Anyhow, as for how that malware got into your PC, specially when no one else used it? Well, the simplest explanation is often the most likely. Which is that someone from somewhere used your PC when your back was turned, maybe it was some teenager visiting, or some servant (if you have any employed). They probably visited some dirty sights (or used your PC to download something of a similar nature) - The result of which is that now your PC has got this kind of malware on it... It could also very well be that when you had your PC serviced, someone at the repair shop must have used it for something dirty. I say this because such aggressive malware is often waiting to attack on porn sites, (as no decent site owner will allow this)... Other explanation is that maybe you once connected a USB thumb drive of an unknown origin, like some friend wanted to give you a file for something. So that's another way how viruses and malware can jump from PC to PC. This also applies to other mass storage devices too, like cameras for example, or the SD card in them - So if you ever had to connect your camera (or cellphone) to another PC in an emergency. Is how malware could have jumped onto your camera or smart phone, (or the SD card in them), which later got hold of your PC when the same device was connected at home. But realistically speaking, in my experience, 90% of the times it's the direct result of visiting dirty sites over the internet. And it is very common that the actual owner of the PC isn't even aware that someone was using the PC for such activities.

But one way to find out for sure, is if you go to your ISP (internet service provider) and ask them for a printout of all the sites that were visited from your connection.
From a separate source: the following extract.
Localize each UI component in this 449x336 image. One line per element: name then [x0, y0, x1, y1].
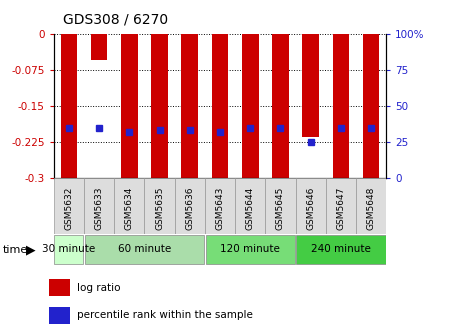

Some ISPs give this out to you without any hesitation, specially if the connection was in your name. But some ask for a court order. It actually depends what the local laws are like in your area and country. However if you can get this list of sites visited through your internet connection - Then as a windfall you'll also get the time and dates along with each site visited. So if a dirty site address is shown, you'll also know exactly when it was viewed. So it'll become very easy to catch the culprit this way!

Seriously, all ISPs hold this date - In my country too, they (by law) are to hold this information for as long as 6 months for each connection, and in some cases up to even 5 years! This is a necessity, as it functions to trace people, in case someone uses the internet to threaten or blackmail some government or military official. Or if someone is communicating with terrorists... So this type of record is today maintained by all ISPs all over the world! But will they let you see this also? That I can't say anything about. However if they do, then it will become very easy to do our own detective work! Because this is serious stuff, actually a crime, specially if your PC is being used without your knowledge. Going to dirty sites of course will only amount to a little embarrassment - However this too will be forgotten over time, (specially if some attitude ridden teenager is to blame for it). But the thing with malware is that aside from blackmail, it can also just as easily be used by terrorists - To secretly take control of your PC, and use it for themselves and their motives, (from a distance)...

So it now just cannot be taken too lightly, specially if you yourself have no clear idea how this malware got your PC.